The beginning of the fast always makes me think more attentively about simple things—food, time, people. The other day, deciding to make fried potatoes for lunch, I pulled out a few potatoes, began to peel them, and—just as it happens every time—thought of my schoolmate Lesha. “May he rest in God’s Kingdom.” His memory returns to me every time my knife touches a potato.
It has been more than twenty years since he taught me the quickest way to slice them. He was a cook back then—waking before dawn, rushing to the restaurant kitchen, cutting mountains of vegetables long before most people had even opened their eyes. He knew countless tricks, but this one, the potato trick, stayed with me for life. And so each time I cook potatoes, I say—sometimes silently, sometimes out loud—“Memory eternal, Alexei.”

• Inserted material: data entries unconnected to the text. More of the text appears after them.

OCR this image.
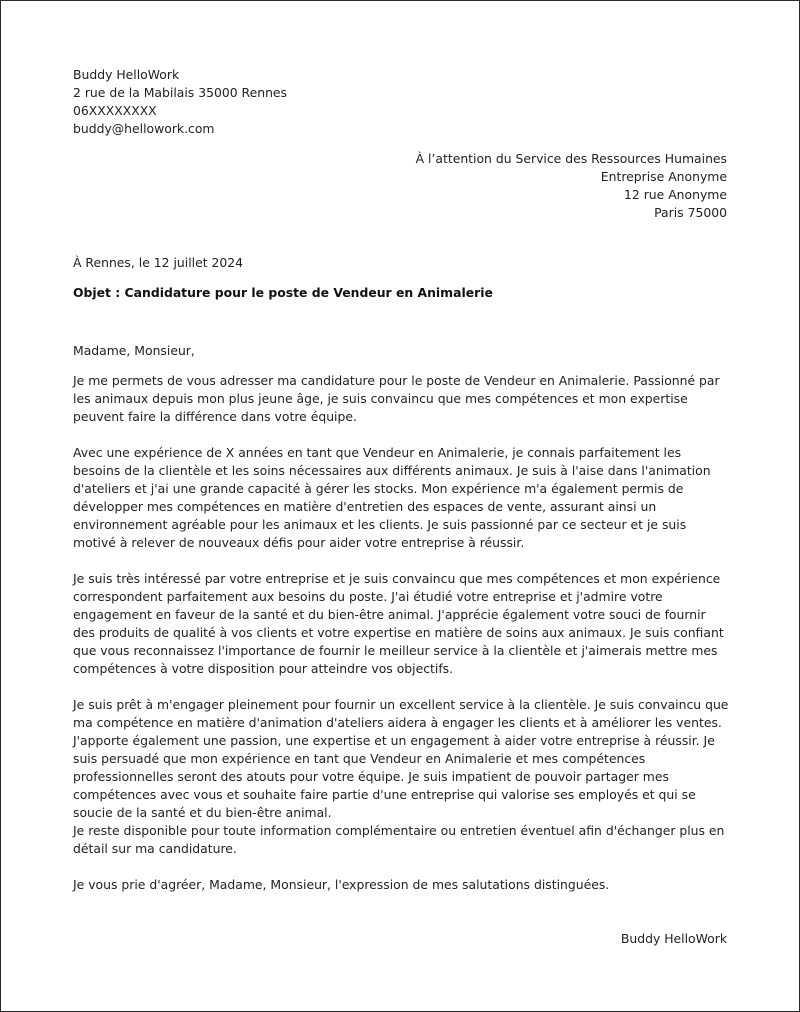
Buddy HelloWork
2 rue de la Mabilais 35000 Rennes
06XXXXXXXX
buddy@hellowork.com
À l’attention du Service des Ressources Humaines
Entreprise Anonyme
12 rue Anonyme
Paris 75000
À Rennes, le 12 juillet 2024
Objet : Candidature pour le poste de Vendeur en Animalerie
Madame, Monsieur,

Je me permets de vous adresser ma candidature pour le poste de Vendeur en Animalerie. Passionné par les animaux depuis mon plus jeune âge, je suis convaincu que mes compétences et mon expertise peuvent faire la différence dans votre équipe.

Avec une expérience de X années en tant que Vendeur en Animalerie, je connais parfaitement les besoins de la clientèle et les soins nécessaires aux différents animaux. Je suis à l'aise dans l'animation d'ateliers et j'ai une grande capacité à gérer les stocks. Mon expérience m'a également permis de développer mes compétences en matière d'entretien des espaces de vente, assurant ainsi un environnement agréable pour les animaux et les clients. Je suis passionné par ce secteur et je suis motivé à relever de nouveaux défis pour aider votre entreprise à réussir.

Je suis très intéressé par votre entreprise et je suis convaincu que mes compétences et mon expérience correspondent parfaitement aux besoins du poste. J'ai étudié votre entreprise et j'admire votre engagement en faveur de la santé et du bien-être animal. J'apprécie également votre souci de fournir des produits de qualité à vos clients et votre expertise en matière de soins aux animaux. Je suis confiant que vous reconnaissez l'importance de fournir le meilleur service à la clientèle et j'aimerais mettre mes compétences à votre disposition pour atteindre vos objectifs.

Je suis prêt à m'engager pleinement pour fournir un excellent service à la clientèle. Je suis convaincu que ma compétence en matière d'animation d'ateliers aidera à engager les clients et à améliorer les ventes. J'apporte également une passion, une expertise et un engagement à aider votre entreprise à réussir. Je suis persuadé que mon expérience en tant que Vendeur en Animalerie et mes compétences professionnelles seront des atouts pour votre équipe. Je suis impatient de pouvoir partager mes compétences avec vous et souhaite faire partie d'une entreprise qui valorise ses employés et qui se soucie de la santé et du bien-être animal.

Je reste disponible pour toute information complémentaire ou entretien éventuel afin d'échanger plus en détail sur ma candidature.

Je vous prie d'agréer, Madame, Monsieur, l'expression de mes salutations distinguées.

Buddy HelloWork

That simple ritual made me wonder: Who else do I remember with gratitude?
And what are the little things I carry from them?
I began to sort through memories the way one sorts through old drawers. My teachers came first—some brilliant in their subjects, others unforgettable for their life lessons. Then the round blue sunglasses my godfather bought me. The electronic keyboard gifted by an old friend, at a time when I needed it most. A thousand small skills, gifts, and gestures from many different people—yet each one remains a warm thread woven into the fabric of my life.
And then a thought struck me: isn’t every grateful memory a kind of prayer?
That brief moment when we remember someone with warmth or appreciation—does it not resemble the beginning of a prayer for them? We think of the person with gratitude, we wish them good—whether in this life or the next. And because God knows every thought of the heart, He also knows these small, grateful moments we offer up as memories. Perhaps our remembrance becomes, in His hands, a quiet, unspoken prayer.
People once wrote on the backs of photographs: “For a kind memory.”
As a child, I thought it was only a pretty phrase. But now I understand: it was a genuine wish—May you remember me kindly. May your thoughts of me do good.
Of course, in the vast scale of the universe, my little memory-prayer is tiny—just a drop. But many drops make rain, and many quiet remembrances become a gentle good in the world. Each time we recall someone with gratitude, we help generate that good. And in our own hearts, gratitude grows—toward God above all, the One who arranges these small encounters, these teachers, these gifts, these moments of kindness.
So if a simple potato can bring back a soul with love, then memory truly is more than nostalgia. It is a blessing—both given and received.